Wie schön es doch ist, schadenfroh zu sein, vor allem, wenn das eigene neue Haus schon steht, und die Nachbarn gerade erst dabei sind, den Grundstein zu legen. Mein Mann und ich machten uns jedes Mal ein Vergnügen daraus, zu beobachten, wie Stein um Stein aufeinander gesetzt wurde. Wir konnten dabei gemütlich von den Fenstern aus zusehen, oder uns mit einem Kaffee auf die Terrasse setzen, während die anderen bis in die Nacht hinein schufteten, aufräumten und für den nächsten Tag alles vorbereiteten.

Ein Nachbar bekam ein Fertighaus, eine Alternative, die nicht unbedingt schlecht war. Für uns war es spannender, zuzusehen, wie ein Haus von Hand errichtet wurde, wie die verschiedenen Baufahrzeuge anrückten, die Handwerker sich die nicht vorhandene Klinke der zukünftigen Haustüre in die Hand gaben, und die Nachbarn, mit denen wir wohl die restlichen Jahre unseres Lebens auskommen würden müssen, manches Mal verzweifelten, weil, wie damals bei uns, einfach nichts so klappte, wie es eigentlich gedacht war.

Wenn einmal Not am Mann war, boten wir natürlich, entsprechend unseren Fähigkeiten, unsere Hilfe an.
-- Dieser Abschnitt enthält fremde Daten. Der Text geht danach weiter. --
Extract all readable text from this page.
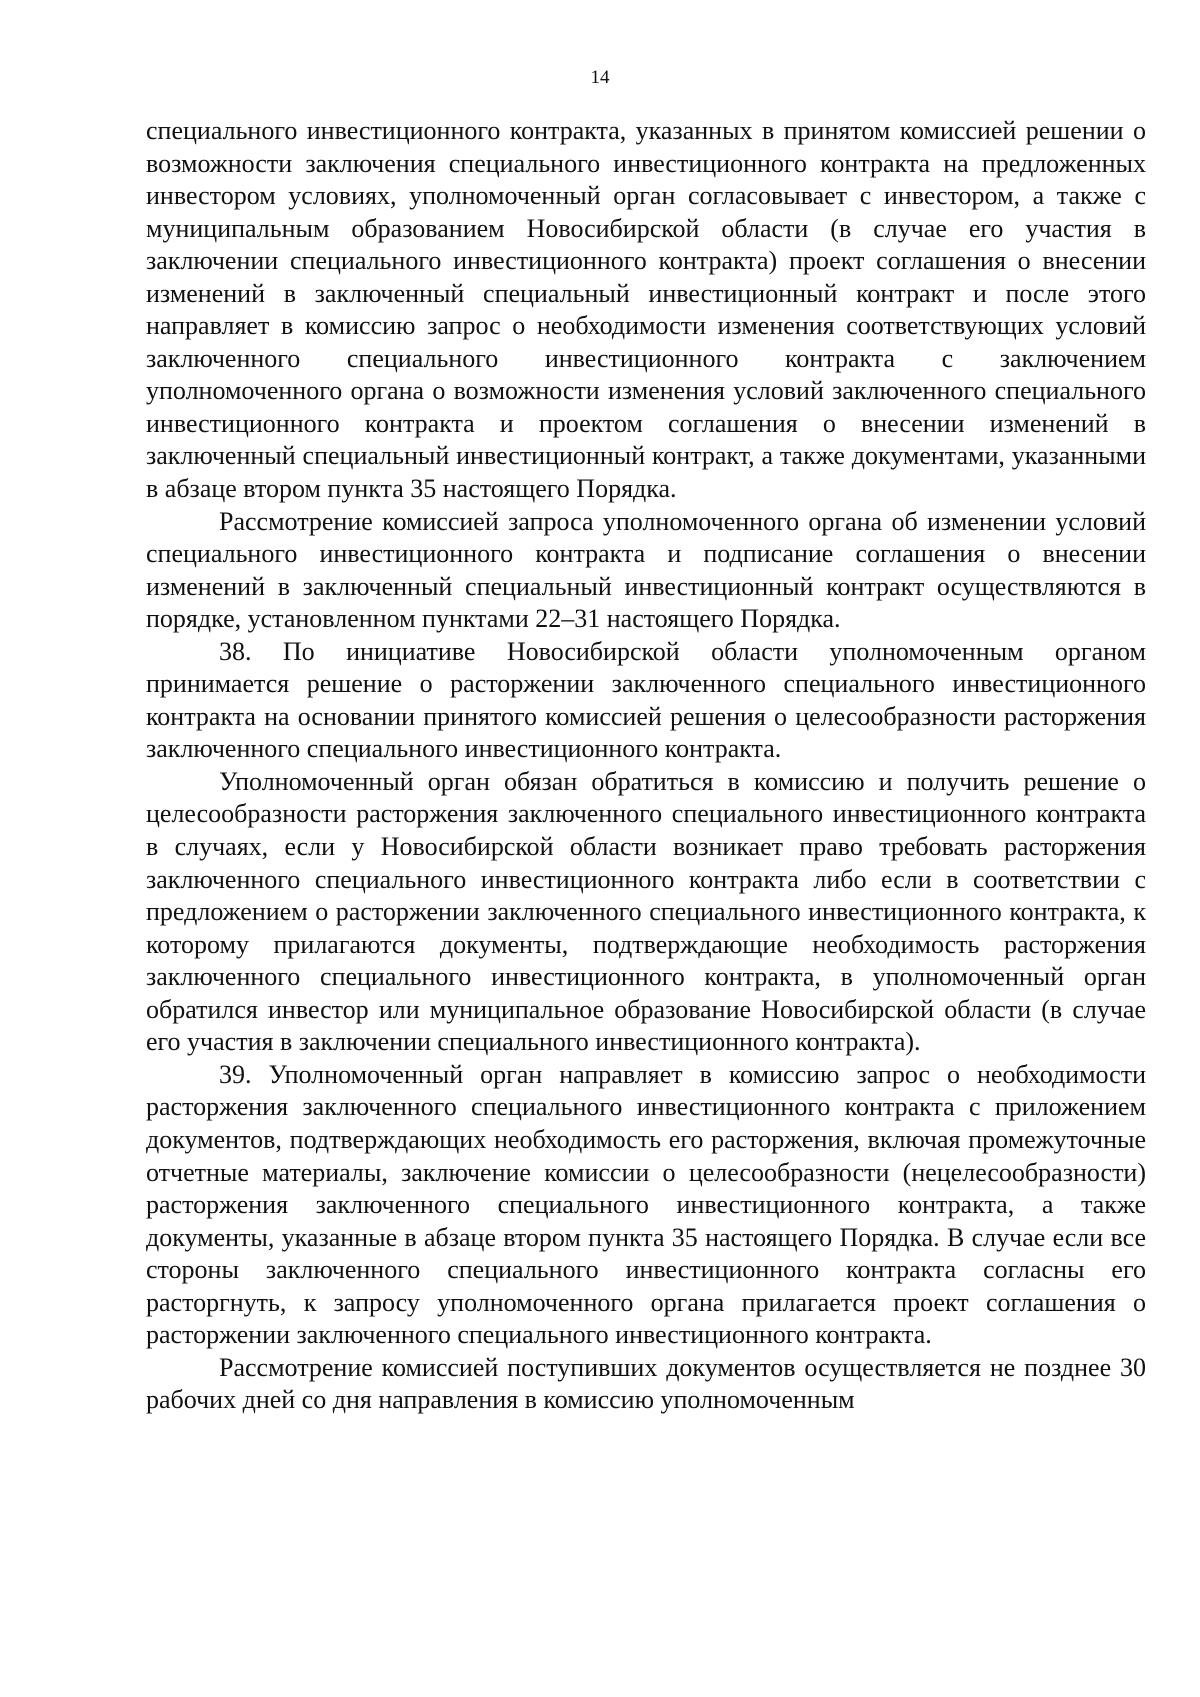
14

специального инвестиционного контракта, указанных в принятом комиссией решении о возможности заключения специального инвестиционного контракта на предложенных инвестором условиях, уполномоченный орган согласовывает с инвестором, а также с муниципальным образованием Новосибирской области (в случае его участия в заключении специального инвестиционного контракта) проект соглашения о внесении изменений в заключенный специальный инвестиционный контракт и после этого направляет в комиссию запрос о необходимости изменения соответствующих условий заключенного специального инвестиционного контракта с заключением уполномоченного органа о возможности изменения условий заключенного специального инвестиционного контракта и проектом соглашения о внесении изменений в заключенный специальный инвестиционный контракт, а также документами, указанными в абзаце втором пункта 35 настоящего Порядка.

Рассмотрение комиссией запроса уполномоченного органа об изменении условий специального инвестиционного контракта и подписание соглашения о внесении изменений в заключенный специальный инвестиционный контракт осуществляются в порядке, установленном пунктами 22–31 настоящего Порядка.

38. По инициативе Новосибирской области уполномоченным органом принимается решение о расторжении заключенного специального инвестиционного контракта на основании принятого комиссией решения о целесообразности расторжения заключенного специального инвестиционного контракта.

Уполномоченный орган обязан обратиться в комиссию и получить решение о целесообразности расторжения заключенного специального инвестиционного контракта в случаях, если у Новосибирской области возникает право требовать расторжения заключенного специального инвестиционного контракта либо если в соответствии с предложением о расторжении заключенного специального инвестиционного контракта, к которому прилагаются документы, подтверждающие необходимость расторжения заключенного специального инвестиционного контракта, в уполномоченный орган обратился инвестор или муниципальное образование Новосибирской области (в случае его участия в заключении специального инвестиционного контракта).

39. Уполномоченный орган направляет в комиссию запрос о необходимости расторжения заключенного специального инвестиционного контракта с приложением документов, подтверждающих необходимость его расторжения, включая промежуточные отчетные материалы, заключение комиссии о целесообразности (нецелесообразности) расторжения заключенного специального инвестиционного контракта, а также документы, указанные в абзаце втором пункта 35 настоящего Порядка. В случае если все стороны заключенного специального инвестиционного контракта согласны его расторгнуть, к запросу уполномоченного органа прилагается проект соглашения о расторжении заключенного специального инвестиционного контракта.

Рассмотрение комиссией поступивших документов осуществляется не позднее 30 рабочих дней со дня направления в комиссию уполномоченным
Das reichte von dem Zur-Verfügung-Stellen unserer Toilette im Haus, bis hin zu Hilfsarbeiten auf den Baustellen. Man wollte ja schließlich nette Nachbarn, die vielleicht auch einmal zu einer Gegenleistung bereit waren. Bis auf wenige Ausnahmen, die einfach nicht unserem Typ Mensch entsprachen, kamen wir auch mit allen gut aus und tun es bis heute. Oft war die Hilfe auch, an schweren Tagen den verzweifelten Bauherrn Mut zuzusprechen, von den eigenen Missgeschicken und Pannen zu berichten und zu trösten. Schließlich reicht es manchmal, wenn man hört, dass es anderen genau so schlimm ergangen ist, als sie ihr Haus erbaut haben. Gemeinsames, geteiltes Leid ist halbes Leid, auch wenn man heute über die meisten Situationen lachen kann, weil sie längst nicht mehr so schlimm erscheinen, wie damals, als die Bauphase noch „heiß“ war.